Kill pussycat kill kill! Ohhh i found this kitty video on youtube and seriously it is SO FLIPPIN cute. thought i'd share. hope this doesn't ruin my goth-credibiltayy!

Blast from the Past

okay it is tragic but i have become a stalker....on Facebook. I decided to check to see if any of my friends from my childhood were on Facebook and so changed networks and followed links to track them down and see whats the dealio with them. And i am shocked/amazed/nauseous with the results. I realize that i have changed a lot(bieger arse getting bieger) since then but i assumed that no one else would. Looking at the pictures i was disgusted at how age ruins everything. I think i am glad that even though i got bigger i haven't turned into a gangsta looking thug with ugly facial hair..(not pointing fingers or anything). shit.

So yeah i have been tracking down kids who went to school with me and there are heaps of them on Facebook. The question now is do i contact them and add them to friends or be a shy bitch and do nothing. Decisions Decisions. As Capt.Haddock so memorably said "Billions of bilious blue blistering barnacles!"

Death becomes Her

So i was on a weekend away this past weekend and was chatting to some buddies from my University days when we got to talking about people we knew in university. I was talking about this girl i knew and then the conversation took a turn for the worse.
Me: so....i wonder what happened to *****..?
Friend: ..yeah you know she died in a car accident in Auckland last year right?...

Now i am not usually the emotional type but that just came out of left field. Since then i have just been feeling so ...helpless(?). I want to do something but i don't know what. I hate this feeling. Obviously i can't do anything but i don't know how to deal with this news. And i don't really want to talk about it with anyone but at the same time i don't want to hold it in. AARGGH. I wish i had that "mind eraser" thingeewatsit from the "Men in Black" movies so i could wipe out unwanted memories.

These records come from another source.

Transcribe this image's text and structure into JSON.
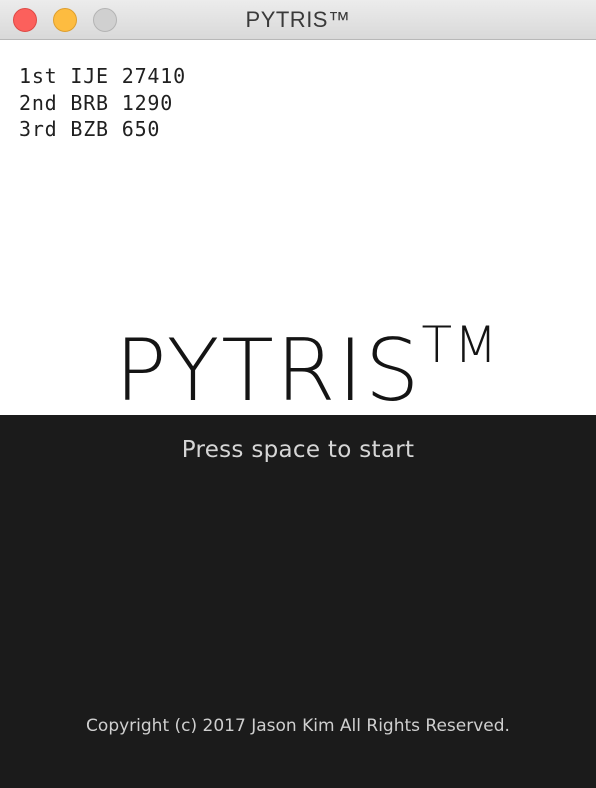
{
  "window": {
    "title": "PYTRIS™",
    "controls": {
      "close_icon": "red-close-circle",
      "minimize_icon": "yellow-minimize-circle",
      "zoom_icon": "gray-zoom-circle"
    }
  },
  "high_scores": [
    {
      "rank": "1st",
      "initials": "IJE",
      "score": "27410",
      "line": "1st IJE 27410"
    },
    {
      "rank": "2nd",
      "initials": "BRB",
      "score": "1290",
      "line": "2nd BRB 1290"
    },
    {
      "rank": "3rd",
      "initials": "BZB",
      "score": "650",
      "line": "3rd BZB 650"
    }
  ],
  "logo": {
    "text": "PYTRIS",
    "trademark": "TM"
  },
  "prompt": "Press space to start",
  "copyright": "Copyright (c) 2017 Jason Kim All Rights Reserved.",
  "colors": {
    "top_background": "#ffffff",
    "bottom_background": "#1b1b1b",
    "prompt_text": "#d6d6d6",
    "close": "#fc605c",
    "minimize": "#fdbc40",
    "zoom": "#d0d0d0"
  }
}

I thought I'd be intellectual and post this...

George Gray

 

I have studied many times

The marble which was chiseled for me—

A boat with a furled sail at rest in a harbor.

In truth it pictures not my destination

But my life.

For love was offered me and I shrank from its disillusionment;

Sorrow knocked at my door, but I was afraid;

Ambition called to me, but I dreaded the chances.

Yet all the while I hungered for meaning in my life.

And now I know that we must lift the sail

And catch the winds of destiny

Wherever they drive the boat.

To put meaning in one’s life may end in madness,

But life without meaning is the torture

Of restlessness and vague desire—

It is a boat longing for the sea and yet afraid.